MediaMath’s commitment to trust in advertising through transparency and accountability

The digital advertising is rightfully dependent on robust standards of transparency and consumer control over their data.

 

twitter share button facebook share button pinterest share buttonBy - Viktor Zawadzki, General Manager, EMEA & APAC

Growing concern over misuse of customer data are driving significant change in our industry. Google’s decision to phase out the cookie by 2022 is probably the most visible example of this. More muscular privacy regulations, such as GDPR, CCPA are also redefining the way customer data is used.

These changes come against the background of a groundswell of concern about fraud and waste in the ad tech supply chain. In May 2020 the Incorporated Society of British Advertisers (ISBA) published a report which laid bare some of the structural challenges of the ad tech supply chain which can damage trust and accountability. The report demonstrated that some key participants in the ecosystem are being short-changed: publishers receive, on average, just over half of advertiser spend and one third of supply chain costs could not be attributed.

At MediaMath, within our platform and with our ecosystem partners and through trade associations and public advocacy, we have taken steps over the past two years to drive change to deliver an accountable, addressable and aligned ecosystem. We have engaged commercial and non-commercial stakeholders in good faith to understand, evolve, and rise to the demands of consumers, browsers, and policymakers for greater accountability. We have worked hard to restructure the way our people, organization, and partnerships interact to evolve our products and services for a new age.

The result of that two-year reengineering effort is SOURCE framework , an advertising technology platform of aligned firms and services bound by values, respect for people’s data, and a commitment to delivering transparent, accountable, and addressable advertising to reach real people on real media. We are proud of it, believe it is setting a new standard for the ecosystem, and look forward to continually and iteratively working to improve on it.

As a significant part of that effort, we have imposed increasingly strict guardrails on what data is allowed in our systems and how we, our partners, and clients can use it. We believe we can do as much or more for advertisers with less personal data than previously thought necessary. For example, we have higher restrictions on the use of location data than many of our competitors.

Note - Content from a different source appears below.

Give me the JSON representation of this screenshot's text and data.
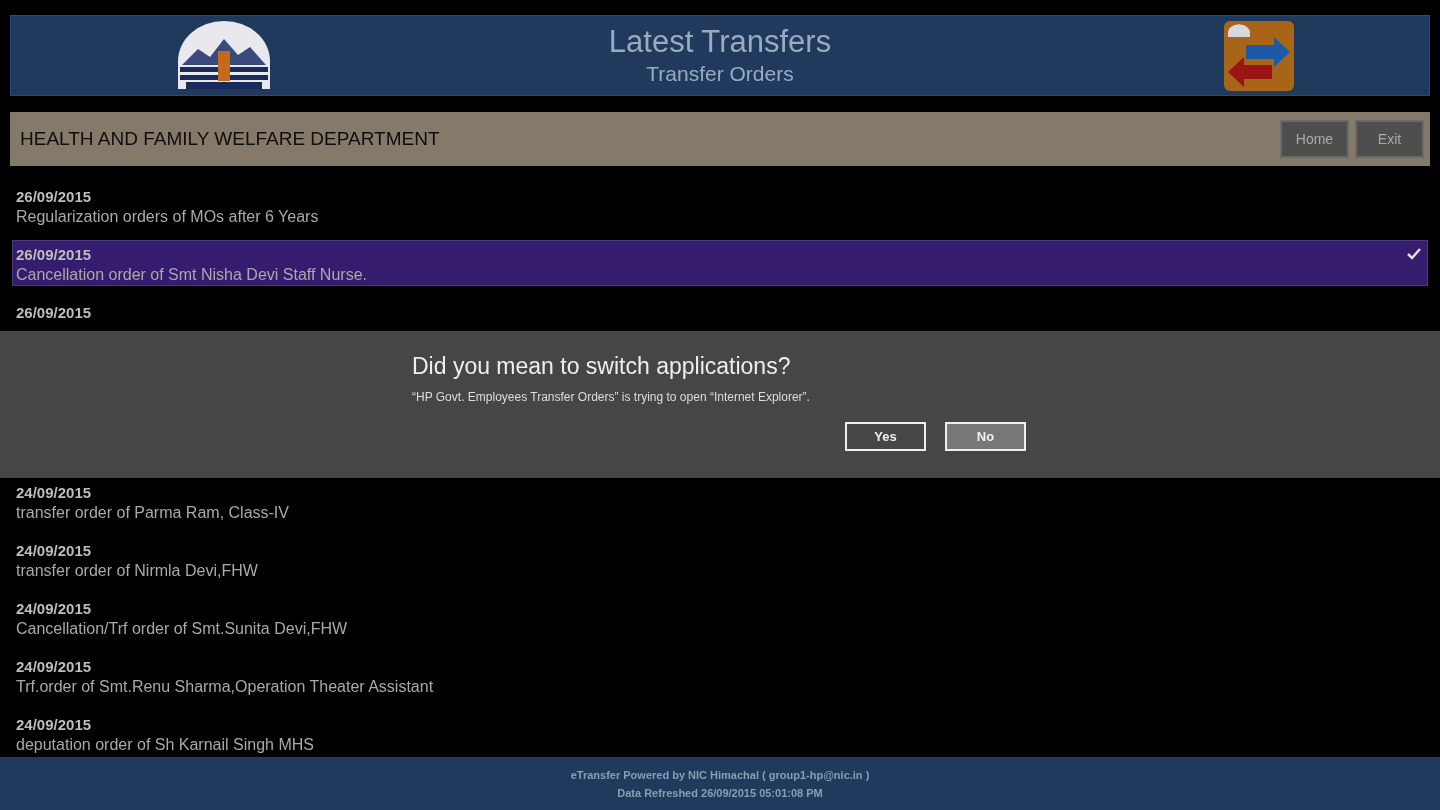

We have also worked to set increasingly higher standards for our industry by helping our trade associations strengthen their self-regulatory codes and develop policies and tools to support compliance with them. We played a leadership role in developing and currently chair the Transparency and Consent Framework (TCF), which gives European consumers visibility into and control over the companies that may process their data and the purposes for which they may do so.

As a Board member of the Network Advertising Initiative (NAI), we have supported and encouraged the evolution of the NAI Code to expand its scope and heighten its requirements. The 2020 NAI Code, for example, now covers the use of offline data for tailored advertising, requires opt-in consent for the use of precise location data for ad delivery and reporting, and raises the bar on what it means to obtain high-quality opt-in consent. We also worked closely with the NAI to develop their recently released guidance on health-related ad targeting.

We embrace the principle that consumers must know and control whether or not they are engaging in the value exchange of content and services for information. As the digital advertising industry works to rearchitect its consumer engagement tactics and tools, we will work with our colleagues to ensure that accountability mechanisms and governance are embedded in any replacement for the cookie.

This is no easy task because the advertising supply chain is more complex than most people realize. When a person sits in front of a computer to access ad-supported services, they interact with far more companies than are visible to them. The internet service provider connecting their device to the internet, their device’s operating system, the browser they use to move around the internet, the search engine they use to find a website, the website they visit, the supply-side platforms that aggregate that website’s advertising space and inventory with that of other websites, the demand-side platform that aggregates buyers to bid on that inventory, and, finally, the advertiser that wins that bid all get some kind of access to the consumer’s data. Providing for accountability and transparency across that supply chain is difficult but unquestionably necessary.

We look forward to continue our work with the ad tech ecosystem partners to exchange ideas in good faith in an effort to ensure that the digital economy works in a way that all stakeholders can embrace the journey of transparency, trust and loyalty.